I'm wondering though, wouldn't the newish https://deephaven.io/core/docs/reference/table-operations/update-by-operations/rolling-group-time/ operator do most of what you want here?
That is, maybe there's a clever way to leverage rolling_group_time in your relative_time_window() func above, in particular, as you might want to do this by=['symbol']
or similar
@alexpeters1208, I believe your 3rd item in Clickhouse this is called the hop() operator (Arroyo calls it hop() too), and there's also tumble() https://clickhouse.com/docs/en/sql-reference/functions/time-window-functions#tumble https://clickhouse.com/docs/en/sql-reference/functions/time-window-functions#hop
would definitely cool to have wrappers like yours to accomplish similar behavior
@kzk2000 That's a great insight, I didn't consider that. Here's a simple example:
import deephaven.updateby as uby
import deephaven.agg as agg
from deephaven import time_table
t = time_table("PT1s").update("X = ii").\
update_by(
uby.rolling_group_time(
ts_col="Timestamp",
cols=None,
rev_time="PT10s")).\
tail(1).\
ungroup()
That said, a "final" implementation would not make use of any of this. It would be done in Java and likely lean on the WindowChecker
. However, as a prototype, your idea may be more efficient than mine. I know the natural_join
in mine results in every row getting updated every cycle, which is far from ideal.

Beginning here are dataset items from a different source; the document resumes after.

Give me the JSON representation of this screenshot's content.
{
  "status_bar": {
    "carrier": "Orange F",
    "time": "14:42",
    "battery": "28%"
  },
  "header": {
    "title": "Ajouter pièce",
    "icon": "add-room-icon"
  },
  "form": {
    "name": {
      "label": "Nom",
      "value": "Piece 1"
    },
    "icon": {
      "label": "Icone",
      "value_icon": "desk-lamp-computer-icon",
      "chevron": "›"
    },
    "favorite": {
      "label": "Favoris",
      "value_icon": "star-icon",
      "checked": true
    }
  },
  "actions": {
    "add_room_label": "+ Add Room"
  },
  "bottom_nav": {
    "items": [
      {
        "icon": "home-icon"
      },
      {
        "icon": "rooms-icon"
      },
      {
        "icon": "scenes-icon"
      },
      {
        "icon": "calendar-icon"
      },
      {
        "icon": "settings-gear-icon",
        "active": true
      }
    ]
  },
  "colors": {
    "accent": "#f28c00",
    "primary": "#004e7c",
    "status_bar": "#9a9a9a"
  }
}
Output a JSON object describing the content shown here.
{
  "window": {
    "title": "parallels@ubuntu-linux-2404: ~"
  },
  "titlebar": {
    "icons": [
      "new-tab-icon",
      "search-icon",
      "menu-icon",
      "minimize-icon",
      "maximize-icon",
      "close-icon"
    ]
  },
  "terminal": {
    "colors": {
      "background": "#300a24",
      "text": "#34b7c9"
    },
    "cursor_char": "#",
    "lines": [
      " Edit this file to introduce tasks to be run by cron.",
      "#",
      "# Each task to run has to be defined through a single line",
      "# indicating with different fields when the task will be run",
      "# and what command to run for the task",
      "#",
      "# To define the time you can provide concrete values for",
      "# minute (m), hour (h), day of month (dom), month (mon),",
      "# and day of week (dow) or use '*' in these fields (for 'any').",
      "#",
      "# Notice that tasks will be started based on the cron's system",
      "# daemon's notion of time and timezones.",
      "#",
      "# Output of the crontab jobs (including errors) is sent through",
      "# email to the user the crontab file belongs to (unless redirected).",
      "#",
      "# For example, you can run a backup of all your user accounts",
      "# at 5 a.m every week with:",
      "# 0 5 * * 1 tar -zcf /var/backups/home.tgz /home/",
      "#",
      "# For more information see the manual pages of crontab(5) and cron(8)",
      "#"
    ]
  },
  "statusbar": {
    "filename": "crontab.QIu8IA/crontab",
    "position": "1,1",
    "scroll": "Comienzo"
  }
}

One of our active community users,
miek
in Slack, asked about the possibility of creating a ring table where the upper bound on table size is set by a time column rather than a number of rows. So, for example, instead of creating a ring table that can only hold a million rows, you could create a ring table that removes rows with timestamps more than 24 hours old.